# Waxing



## Guest (Feb 19, 2007)

Surf_n_Snow said:


> How often do you do it?


haha every day....gotta have the fast pace...and since the snow is gonna be gettin soft too i have to go get myself some rub-on wax so i don't get pissed off at the snow


----------



## Slaughterhouse (Aug 17, 2007)

I used to do it every other day but now I just base it off base condition and performance.


----------



## boarderaholic (Aug 13, 2007)

Slaughterhouse said:


> I used to do it every other day but now I just base it off base condition and performance.
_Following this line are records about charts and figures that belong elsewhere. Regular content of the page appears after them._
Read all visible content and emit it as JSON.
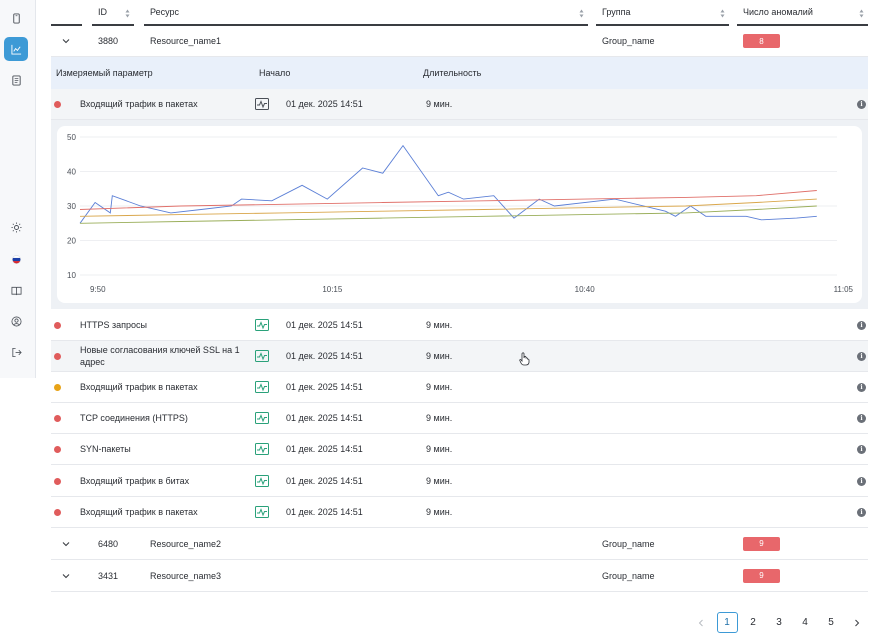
{
  "table": {
    "headers": {
      "id": "ID",
      "resource": "Ресурс",
      "group": "Группа",
      "anomalies": "Число аномалий"
    },
    "rows": [
      {
        "id": "3880",
        "resource": "Resource_name1",
        "group": "Group_name",
        "anomalies": "8"
      },
      {
        "id": "6480",
        "resource": "Resource_name2",
        "group": "Group_name",
        "anomalies": "9"
      },
      {
        "id": "3431",
        "resource": "Resource_name3",
        "group": "Group_name",
        "anomalies": "9"
      }
    ]
  },
  "subtable": {
    "headers": {
      "param": "Измеряемый параметр",
      "start": "Начало",
      "duration": "Длительность"
    },
    "rows": [
      {
        "name": "Входящий трафик в пакетах",
        "start": "01 дек. 2025 14:51",
        "duration": "9 мин.",
        "status_color": "#e05c5c"
      },
      {
        "name": "HTTPS запросы",
        "start": "01 дек. 2025 14:51",
        "duration": "9 мин.",
        "status_color": "#e05c5c"
      },
      {
        "name": "Новые согласования ключей SSL на 1 адрес",
        "start": "01 дек. 2025 14:51",
        "duration": "9 мин.",
        "status_color": "#e05c5c"
      },
      {
        "name": "Входящий трафик в пакетах",
        "start": "01 дек. 2025 14:51",
        "duration": "9 мин.",
        "status_color": "#e8a317"
      },
      {
        "name": "TCP соединения (HTTPS)",
        "start": "01 дек. 2025 14:51",
        "duration": "9 мин.",
        "status_color": "#e05c5c"
      },
      {
        "name": "SYN-пакеты",
        "start": "01 дек. 2025 14:51",
        "duration": "9 мин.",
        "status_color": "#e05c5c"
      },
      {
        "name": "Входящий трафик в битах",
        "start": "01 дек. 2025 14:51",
        "duration": "9 мин.",
        "status_color": "#e05c5c"
      },
      {
        "name": "Входящий трафик в пакетах",
        "start": "01 дек. 2025 14:51",
        "duration": "9 мин.",
        "status_color": "#e05c5c"
      }
    ]
  },
  "pagination": {
    "pages": [
      "1",
      "2",
      "3",
      "4",
      "5"
    ],
    "active": "1"
  },
  "chart_data": {
    "type": "line",
    "x_tick_labels": [
      "9:50",
      "10:15",
      "10:40",
      "11:05"
    ],
    "x_minutes": [
      0,
      75
    ],
    "y_ticks": [
      "50",
      "40",
      "30",
      "20",
      "10"
    ],
    "ylim": [
      10,
      50
    ],
    "grid": true,
    "series": [
      {
        "color": "#5b7fd6",
        "points": [
          [
            0,
            25
          ],
          [
            1.5,
            31
          ],
          [
            3,
            28
          ],
          [
            3.2,
            33
          ],
          [
            6,
            30
          ],
          [
            9,
            28
          ],
          [
            12,
            29
          ],
          [
            15,
            30
          ],
          [
            16,
            32
          ],
          [
            19,
            31.5
          ],
          [
            22,
            36
          ],
          [
            24.5,
            32
          ],
          [
            28,
            41
          ],
          [
            30,
            39.5
          ],
          [
            32,
            47.5
          ],
          [
            35.5,
            33
          ],
          [
            36.5,
            34
          ],
          [
            38,
            32
          ],
          [
            41,
            33
          ],
          [
            43,
            26.5
          ],
          [
            45.5,
            32
          ],
          [
            47,
            30
          ],
          [
            53,
            32
          ],
          [
            58,
            28.5
          ],
          [
            59,
            27
          ],
          [
            60.5,
            30
          ],
          [
            62,
            27
          ],
          [
            66,
            27
          ],
          [
            67.5,
            26
          ],
          [
            71,
            26.5
          ],
          [
            73,
            27
          ]
        ]
      },
      {
        "color": "#e0706a",
        "points": [
          [
            0,
            29
          ],
          [
            10,
            30
          ],
          [
            20,
            30.5
          ],
          [
            30,
            31
          ],
          [
            40,
            31.5
          ],
          [
            50,
            32
          ],
          [
            60,
            32.5
          ],
          [
            67,
            33
          ],
          [
            73,
            34.5
          ]
        ]
      },
      {
        "color": "#d9a64a",
        "points": [
          [
            0,
            27
          ],
          [
            10,
            27.5
          ],
          [
            20,
            28
          ],
          [
            30,
            28.5
          ],
          [
            40,
            29
          ],
          [
            50,
            29.5
          ],
          [
            60,
            30
          ],
          [
            67,
            31
          ],
          [
            73,
            32
          ]
        ]
      },
      {
        "color": "#9aae5a",
        "points": [
          [
            0,
            25
          ],
          [
            10,
            25.5
          ],
          [
            20,
            26
          ],
          [
            30,
            26.5
          ],
          [
            40,
            27
          ],
          [
            50,
            27.5
          ],
          [
            60,
            28
          ],
          [
            67,
            29
          ],
          [
            73,
            30
          ]
        ]
      }
    ]
  }
}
Yup. Ditto that. I used to be anal about waxing, and now I just go by feel...literally!


----------



## Guest (Sep 12, 2007)

I usually do it once a year but would like to do it more often


----------



## Slaughterhouse (Aug 17, 2007)

swisscake said:


> I usually do it once a year but would like to do it more often


Oh, you are really ripping yourself off waxing so little. Wax that baby up!!!


----------



## PaoloSmythe (Aug 19, 2007)

i am a slack waxer i must confess.

i usually do a high grade wax just prior to a trip and then on the junker board especially, i wax it with a cheap fluoro wax every night or other night (and do the peetex candle thing)

the irony comes with my powder plank; coz it has graphite base, it needs this pricey carbon wax stuff; plus the base has all these little grooves that i don;t really want to compromise..... of course if i don;t wax the bugger it'll go slow, but if i do..... well i dunno!

yeah i'm a dick!

wax yer stick people! you only get back that, which you put in. you'll be grateful in the end! don't be a paolo!

now rub my wax free belly!


----------



## Mr. Right (Sep 27, 2007)

I do it when I know my board should be going faster. I usually get 3-4 days a week in most of the season and probably wax my board twice a week sometimes once a week.


----------